Statistical timing analysis, still largely in the labs of academia, promises to allow semiconductor companies to optimize designs for timing, yield or cost or home in on the right mix of all three for a given design project.
Statistical timing analysis is a next-generation timing technology that promises to be far more accurate than today's static-timing analysis (STA) tools-accounting for silicon process variables and giving designers an up-front view of chip yield vs. chip performance.
Researchers say the workhorse STA tools method is too conservative and derives timing based on pessimistic and inaccurate worst-case gate and interconnect models.
This overly conservative static-timing approach chiefly sacrifices performance and promises to become more conservative and sacrifice even more performance as process geometries shrink. Researchers also believe that static tools, even in their conservative approach, simply are not accurate enough-ultimately causing re-spins, which lead to product delays.
A statistical timing tool promises, for example, to allow a given semiconductor company to say to a customer: "Given this performance, on this process we can offer this yield and, thus, this cost."
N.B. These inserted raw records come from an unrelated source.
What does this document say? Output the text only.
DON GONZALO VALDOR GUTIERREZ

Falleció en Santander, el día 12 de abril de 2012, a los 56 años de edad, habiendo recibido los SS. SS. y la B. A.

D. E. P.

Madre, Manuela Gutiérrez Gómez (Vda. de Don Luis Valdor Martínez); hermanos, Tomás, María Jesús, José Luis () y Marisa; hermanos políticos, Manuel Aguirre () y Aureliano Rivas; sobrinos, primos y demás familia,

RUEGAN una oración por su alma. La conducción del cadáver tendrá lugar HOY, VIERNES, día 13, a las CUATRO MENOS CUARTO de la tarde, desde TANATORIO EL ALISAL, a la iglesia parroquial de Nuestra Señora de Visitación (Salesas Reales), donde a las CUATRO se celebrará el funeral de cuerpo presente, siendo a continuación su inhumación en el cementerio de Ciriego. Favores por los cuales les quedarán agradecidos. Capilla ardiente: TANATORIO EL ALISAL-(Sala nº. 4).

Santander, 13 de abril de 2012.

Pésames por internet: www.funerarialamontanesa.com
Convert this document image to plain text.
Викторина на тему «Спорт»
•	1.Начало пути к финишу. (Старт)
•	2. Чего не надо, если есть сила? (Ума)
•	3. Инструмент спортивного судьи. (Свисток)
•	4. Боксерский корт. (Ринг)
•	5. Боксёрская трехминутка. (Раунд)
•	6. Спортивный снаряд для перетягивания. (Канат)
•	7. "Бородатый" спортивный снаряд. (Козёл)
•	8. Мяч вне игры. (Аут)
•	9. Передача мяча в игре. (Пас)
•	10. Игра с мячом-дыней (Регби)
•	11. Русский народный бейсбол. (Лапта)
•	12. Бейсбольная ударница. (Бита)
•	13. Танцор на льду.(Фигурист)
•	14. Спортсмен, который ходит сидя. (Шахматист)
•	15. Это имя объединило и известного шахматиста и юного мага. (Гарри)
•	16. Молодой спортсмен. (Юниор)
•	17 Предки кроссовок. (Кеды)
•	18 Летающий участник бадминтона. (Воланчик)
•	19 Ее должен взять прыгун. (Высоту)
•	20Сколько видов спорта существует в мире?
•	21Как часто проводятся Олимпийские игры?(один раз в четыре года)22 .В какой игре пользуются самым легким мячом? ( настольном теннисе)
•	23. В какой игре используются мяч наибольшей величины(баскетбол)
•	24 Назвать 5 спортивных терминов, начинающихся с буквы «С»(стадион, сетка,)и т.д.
Therefore, if a customer requires high performance, the statistical timing tool would allow semiconductor companies to predict the yield they will lose and let customers know proactively they will need to pay more for the yield loss given their performance targets.
Conversely, semiconductor companies can use the tool to estimate for customers what happens if they back off on performance to give better yield numbers and reduce costs.
The technology would seemingly be attractive to MPU vendors but extremely attractive to ASIC houses.
With a statistical timing tool, MPU makers would be better able to predict the number of die per wafer that are hitting top performance requirements, as well as the number of lower-performing die on the wafer for better binning estimates.
ASIC vendors would be able to proactively let customers know the best mix of performance and yield for a given ASIC design project, reducing the number of ASICs that don't hit the required speed grade and, as a result, have to be thrown in the garbage-with costs eaten by the ASIC vendor or its customer.
The technology also promises to grow design for manufacturing.
The ultimate goal of the academics working on statistical tools is to bring this predictive technology into the design tool arena, perhaps even the RT level, to let designers start their projects optimized for the right mix of performance, yield and cost.
But to get to this point requires the tools be correlated to new processes and their quirks and die-to-die variations, something foundries don't like to disclose to library vendors let alone EDA companies.